I know for a fact that at least one of the expert panel of judges found “sand dollar” to be innovative. How do I know this without breaching some form of confidentiality you might ask? Because she said so herself in her own blog. Alix Perrachon (author of “The Decorative Carpet”), seasoned rug buying consultant, and rug expert said, and I quote: “While a minority, there were finalists from North America which take rug design to a new level. I could easily say that about the innovative “Sand Dollar,” an exquisitely designed and executed hooked rug hailing from Nova Scotia’s Red Spruce workshop and yes, it’s actually produced there.” End quote as they say when reading aloud.
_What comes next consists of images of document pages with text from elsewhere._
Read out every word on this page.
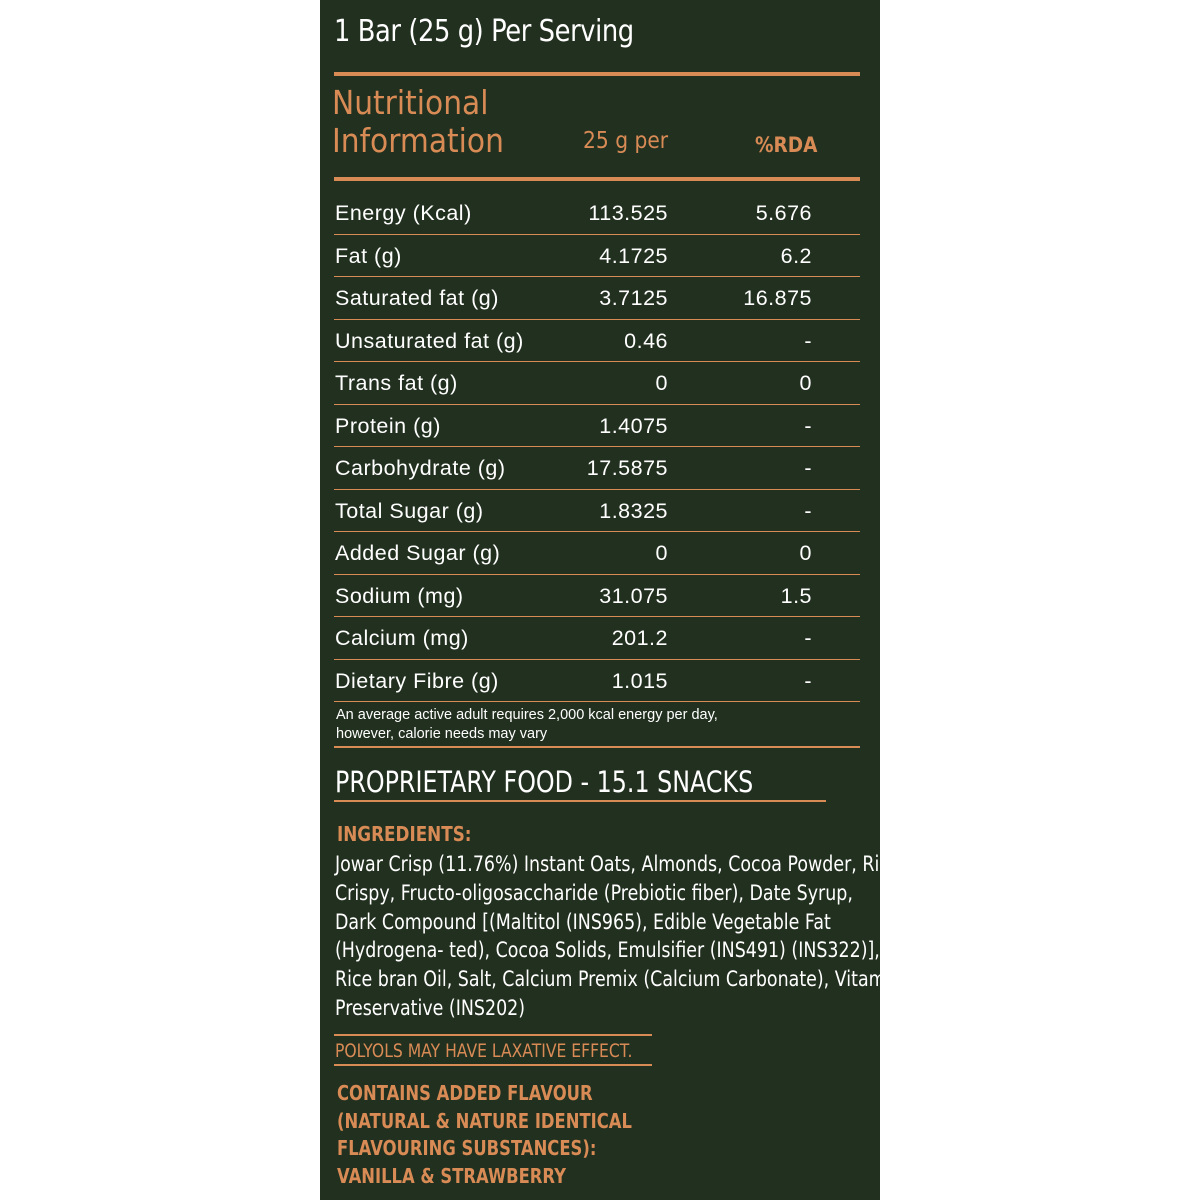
1 Bar (25 g) Per Serving
Nutritional
Information	25 g per	%RDA
Energy (Kcal)	113.525	5.676
Fat (g)	4.1725	6.2
Saturated fat (g)	3.7125	16.875
Unsaturated fat (g)	0.46	-
Trans fat (g)	0	0
Protein (g)	1.4075	-
Carbohydrate (g)	17.5875	-
Total Sugar (g)	1.8325	-
Added Sugar (g)	0	0
Sodium (mg)	31.075	1.5
Calcium (mg)	201.2	-
Dietary Fibre (g)	1.015	-
An average active adult requires 2,000 kcal energy per day,
however, calorie needs may vary
PROPRIETARY FOOD - 15.1 SNACKS
INGREDIENTS:
Jowar Crisp (11.76%) Instant Oats, Almonds, Cocoa Powder, Rice
Crispy, Fructo-oligosaccharide (Prebiotic fiber), Date Syrup,
Dark Compound [(Maltitol (INS965), Edible Vegetable Fat
(Hydrogena- ted), Cocoa Solids, Emulsifier (INS491) (INS322)],
Rice bran Oil, Salt, Calcium Premix (Calcium Carbonate), Vitamin E,
Preservative (INS202)
POLYOLS MAY HAVE LAXATIVE EFFECT.
CONTAINS ADDED FLAVOUR
(NATURAL & NATURE IDENTICAL
FLAVOURING SUBSTANCES):
VANILLA & STRAWBERRY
But alas, Ms. Perrachon’s opinion (and that of another judge) was likely swayed (or more accurately as I’ve been told – outvoted) by the opinions of the other judges – that is, those with an eye more toward saleability and the broad design industry, not just the intellectual pursuits of  what makes a great rug design.
In conclusion.
Make no mistake, I am a huge fan and supporter of the Carpet Design Awards, but just like the Academy of Motion Picture Arts and Sciences, the awards presented by the CDA are swayed by public opinion, trends, fashion, and frankly: what is popular. Being a shortlisted finalist or a winner is a great honour and has opened up many opportunities for me (and Red Spruce) many of which are still likely untold, and for that I remain grateful.
Like many people though, I long for the day when art and creativity are rewarded on their own merits, not just because it is what the “market demands” or that because it is in the colour: Tangerine Tango.
As always, I appreciate your readership. Thank you and good-bye.